Inevitabile che l’occhio del lettore italiano corra al paragrafo relativo alla mobilità, non foss’altro perché crede che il programma tedesco possa avere delle conseguenze e delle ripercussioni significative per il nostro paese, visto che una parte cospicua della nostra filiera automotive gravita sulla Germania. Il paragrafo 35 si apre con un’affermazione impegnativa: “Un’infrastruttura di trasporto e mobilità efficiente è un prerequisito per una rapida ripresa e una nuova crescita praticamente in tutti i settori economici”. Ma la mobilità deve essere rafforzata “garantendo al contempo maggiore sostenibilità e protezione del clima”. Ecco la ragione degli incentivi concessi ai veicoli a emissioni più ridotte, con l’esenzione fiscale per le vetture elettriche prorogata al 31 dicembre 2030. Per un’auto elettrica del costo fino 40.000 euro elettrici l’incentivo del governo passa da 3.000 a 6.000 euro fino al 31 dicembre 2021.
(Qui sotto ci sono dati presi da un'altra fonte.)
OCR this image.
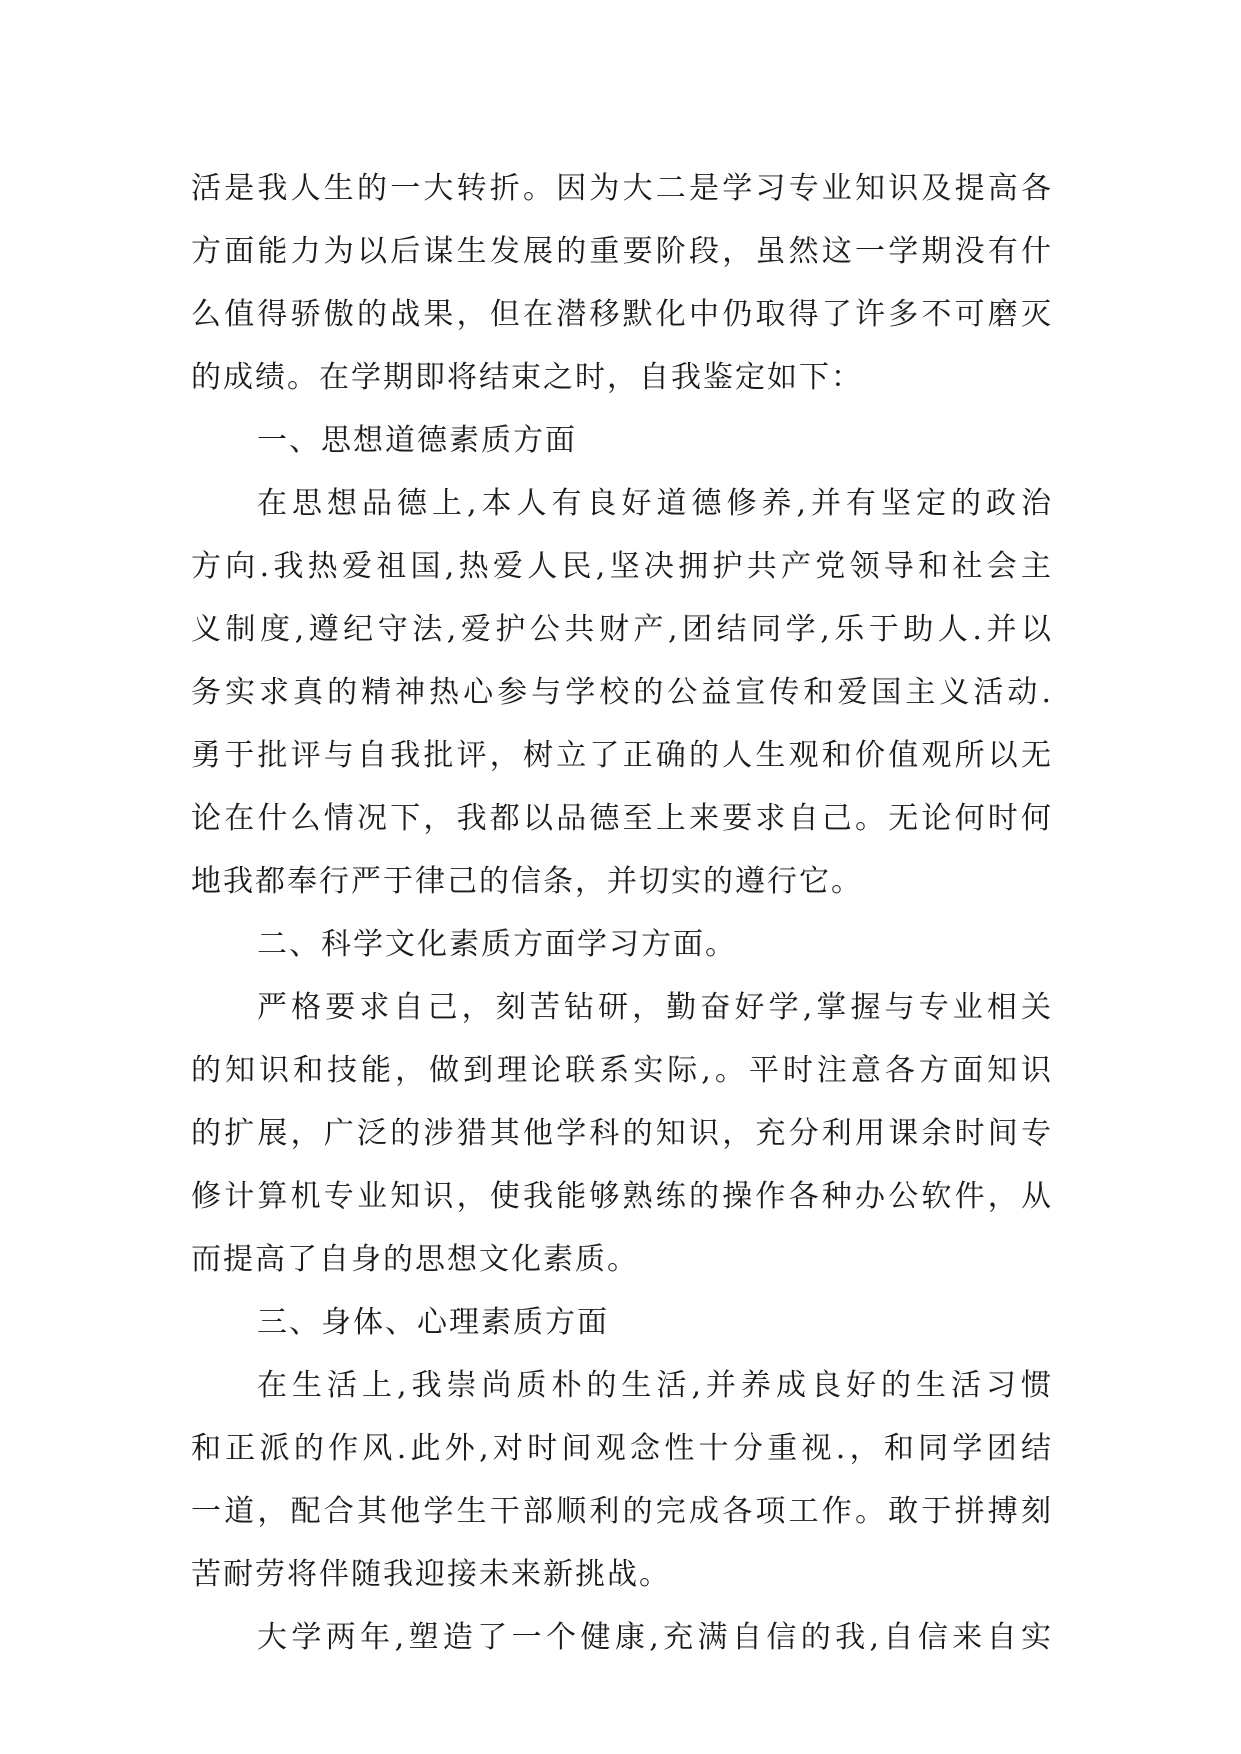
活是我人生的一大转折。因为大二是学习专业知识及提高各
方面能力为以后谋生发展的重要阶段，虽然这一学期没有什
么值得骄傲的战果，但在潜移默化中仍取得了许多不可磨灭
的成绩。在学期即将结束之时，自我鉴定如下：
一、思想道德素质方面
在思想品德上,本人有良好道德修养,并有坚定的政治
方向.我热爱祖国,热爱人民,坚决拥护共产党领导和社会主
义制度,遵纪守法,爱护公共财产,团结同学,乐于助人.并以
务实求真的精神热心参与学校的公益宣传和爱国主义活动.
勇于批评与自我批评，树立了正确的人生观和价值观所以无
论在什么情况下，我都以品德至上来要求自己。无论何时何
地我都奉行严于律己的信条，并切实的遵行它。
二、科学文化素质方面学习方面。
严格要求自己，刻苦钻研，勤奋好学,掌握与专业相关
的知识和技能，做到理论联系实际,。平时注意各方面知识
的扩展，广泛的涉猎其他学科的知识，充分利用课余时间专
修计算机专业知识，使我能够熟练的操作各种办公软件，从
而提高了自身的思想文化素质。
三、身体、心理素质方面
在生活上,我崇尚质朴的生活,并养成良好的生活习惯
和正派的作风.此外,对时间观念性十分重视.，和同学团结
一道，配合其他学生干部顺利的完成各项工作。敢于拼搏刻
苦耐劳将伴随我迎接未来新挑战。
大学两年,塑造了一个健康,充满自信的我,自信来自实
Nel campo della ricerca il governo finanzierà con 2 miliardi di euro nel 2020-21 le attività di Ricerca&Sviluppo soprattutto nei sistemi di fornitura del ciclo dell’auto. Altri 2,5 miliardi saranno investiti nelle strutture di carica e nella produzione di batterie elettriche, cioè nel framework da cui dipende la diffusione dell’auto elettrica. Seguono le misure per il trasporto urbano: “Al fine di aumentare la domanda di autobus elettrici e rendere i trasporti urbani più rispettosi dell’ambiente, i finanziamenti per gli autobus e la loro infrastruttura di ricarica saranno temporaneamente aumentati fino alla fine del 2021”, con un finanziamento di altri 1,2 miliardi di euro.

Sullo sfondo di questi interventi, c’è però un obiettivo molto più ambizioso: “rendere la Germania il fornitore mondiale di tecnologia all’avanguardia per l’idrogeno”. Per questo occorrono il sostegno europeo e partenariati internazionali, ma non c’è dubbio l’egemonia tedesca sull’europea uscirebbe ingigantita dalla sua eventuale leadership tecnologica nell’idrogeno.

Ecco il livello delle ambizioni tedesche ed ecco anche il quadro di riferimento che la Germania mette a punto per l’Europa e per il suo sviluppo di domani. Essa chiede alle altre nazioni europee di seguirla e di appoggiarla in questo processo di trasformazione. È chiaro che per l’Italia, a questo punto, si delinea soltanto la possibilità di un ruolo laterale e complementare di accompagnamento della Germania nella transizione verso una riconfigurazione dello sviluppo europeo.